I reconstructed a fully resolved and extremely supported phylogenetic tree of the Danainini that had the same topology as Wahlberg et al. (2009) and Brower et al. (2010). Each of the three chromEvol models we examined converged to similar parameter estimates regardless of starting values, suggesting the algorithm was not stuck on a local optimum. All models generated parameter estimates that predicted both gain and loss of chromosomes in the Danaini, indicating that chromosome fission and fusions have occurred throughout the lineage (Table 2), and reconstructed nearly identical ancestral chromosome counts for nodes, with the only difference the being the estimated count between L. celtis and Tellervo zoilus (Figure 3). Importantly, a chromosome count of N = 31 is inferred for all ancestral nodes leading to the Danaus genus, within which a fusion event leads to an N = 30 count. Subsequent fusions reduce D. plexippus to N = 28 and some D. gilippus and D. eresimus to N = 29.

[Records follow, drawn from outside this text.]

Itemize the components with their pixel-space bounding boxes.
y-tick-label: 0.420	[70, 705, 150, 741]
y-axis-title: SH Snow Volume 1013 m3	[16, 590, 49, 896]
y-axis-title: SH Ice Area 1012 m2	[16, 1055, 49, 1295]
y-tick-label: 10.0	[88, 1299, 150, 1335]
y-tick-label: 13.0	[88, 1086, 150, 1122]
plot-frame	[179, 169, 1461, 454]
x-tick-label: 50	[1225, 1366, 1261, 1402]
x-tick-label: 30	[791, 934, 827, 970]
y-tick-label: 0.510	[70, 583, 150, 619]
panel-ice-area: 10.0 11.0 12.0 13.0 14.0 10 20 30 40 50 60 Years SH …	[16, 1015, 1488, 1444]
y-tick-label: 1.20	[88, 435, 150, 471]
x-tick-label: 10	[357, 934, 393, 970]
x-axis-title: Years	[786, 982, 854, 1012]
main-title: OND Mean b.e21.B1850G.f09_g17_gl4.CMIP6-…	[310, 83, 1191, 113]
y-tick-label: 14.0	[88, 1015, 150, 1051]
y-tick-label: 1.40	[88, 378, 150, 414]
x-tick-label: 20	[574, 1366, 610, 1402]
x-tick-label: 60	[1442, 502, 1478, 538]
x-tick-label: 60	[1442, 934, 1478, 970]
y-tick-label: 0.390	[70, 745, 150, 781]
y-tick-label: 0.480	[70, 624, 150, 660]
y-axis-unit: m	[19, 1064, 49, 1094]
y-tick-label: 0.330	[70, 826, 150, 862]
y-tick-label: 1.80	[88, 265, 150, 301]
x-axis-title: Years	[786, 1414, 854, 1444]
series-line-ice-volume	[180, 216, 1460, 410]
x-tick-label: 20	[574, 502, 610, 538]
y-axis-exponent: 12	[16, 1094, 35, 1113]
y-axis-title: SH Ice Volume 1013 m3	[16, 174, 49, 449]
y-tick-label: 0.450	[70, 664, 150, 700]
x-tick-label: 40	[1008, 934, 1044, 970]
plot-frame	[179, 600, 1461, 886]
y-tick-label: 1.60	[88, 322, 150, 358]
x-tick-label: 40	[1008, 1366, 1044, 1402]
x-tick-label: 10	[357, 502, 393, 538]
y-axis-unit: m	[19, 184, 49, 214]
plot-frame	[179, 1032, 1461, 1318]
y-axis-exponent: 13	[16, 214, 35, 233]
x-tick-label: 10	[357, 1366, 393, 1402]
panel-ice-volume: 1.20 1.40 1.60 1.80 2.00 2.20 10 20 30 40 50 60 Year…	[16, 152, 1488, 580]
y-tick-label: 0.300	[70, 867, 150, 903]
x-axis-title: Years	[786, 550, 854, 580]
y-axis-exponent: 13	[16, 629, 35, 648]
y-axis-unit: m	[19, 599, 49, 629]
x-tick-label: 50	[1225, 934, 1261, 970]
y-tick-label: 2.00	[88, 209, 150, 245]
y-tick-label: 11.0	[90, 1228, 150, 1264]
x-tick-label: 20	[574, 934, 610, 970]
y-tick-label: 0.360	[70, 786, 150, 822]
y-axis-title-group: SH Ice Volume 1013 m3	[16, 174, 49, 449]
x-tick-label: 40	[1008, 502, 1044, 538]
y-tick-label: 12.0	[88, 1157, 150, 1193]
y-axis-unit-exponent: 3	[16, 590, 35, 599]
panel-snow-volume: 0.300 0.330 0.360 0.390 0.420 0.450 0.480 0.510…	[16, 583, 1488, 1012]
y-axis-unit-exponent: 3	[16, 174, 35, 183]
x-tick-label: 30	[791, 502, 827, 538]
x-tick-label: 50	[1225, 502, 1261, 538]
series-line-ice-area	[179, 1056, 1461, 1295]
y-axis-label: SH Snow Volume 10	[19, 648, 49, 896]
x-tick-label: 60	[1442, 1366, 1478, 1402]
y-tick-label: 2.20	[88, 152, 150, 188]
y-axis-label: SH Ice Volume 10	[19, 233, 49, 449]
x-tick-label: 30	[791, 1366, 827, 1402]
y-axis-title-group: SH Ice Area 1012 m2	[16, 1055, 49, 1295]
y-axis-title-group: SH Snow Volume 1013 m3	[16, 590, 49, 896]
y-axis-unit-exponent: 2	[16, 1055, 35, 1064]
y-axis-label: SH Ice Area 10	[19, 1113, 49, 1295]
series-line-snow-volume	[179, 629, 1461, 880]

This revised chromosome count suggests that minor modification to the results of (Ahola et al. 2014) and their reconstruction of chromosome number evolution in the Papilionoidea. Because chromosome number can vary geographically I strongly encourage the investigation of karyotype in other populations of D. plexippus and the Danainae.
Acknowledgements
I wish to thank Dr. Dessie Underwood (California State University, Long Beach) for teaching me the laboratory techniques used to identify chromosomes, and Dr. Chip Taylor (Monarch Watch, University of Kansas) for providing me with larvae from their rearing project. I also wish to thank Dr. Ben Sikes (University of Kansas) for allowing me use of his lab’s microscope, and Az Klymiuk (University of Kansas) for training me in the use of the microscope. I also wish to thank Dr. Krushnamegh Kunte (National Center for Biological Sciences) for confirming my suspicion about the synonymy.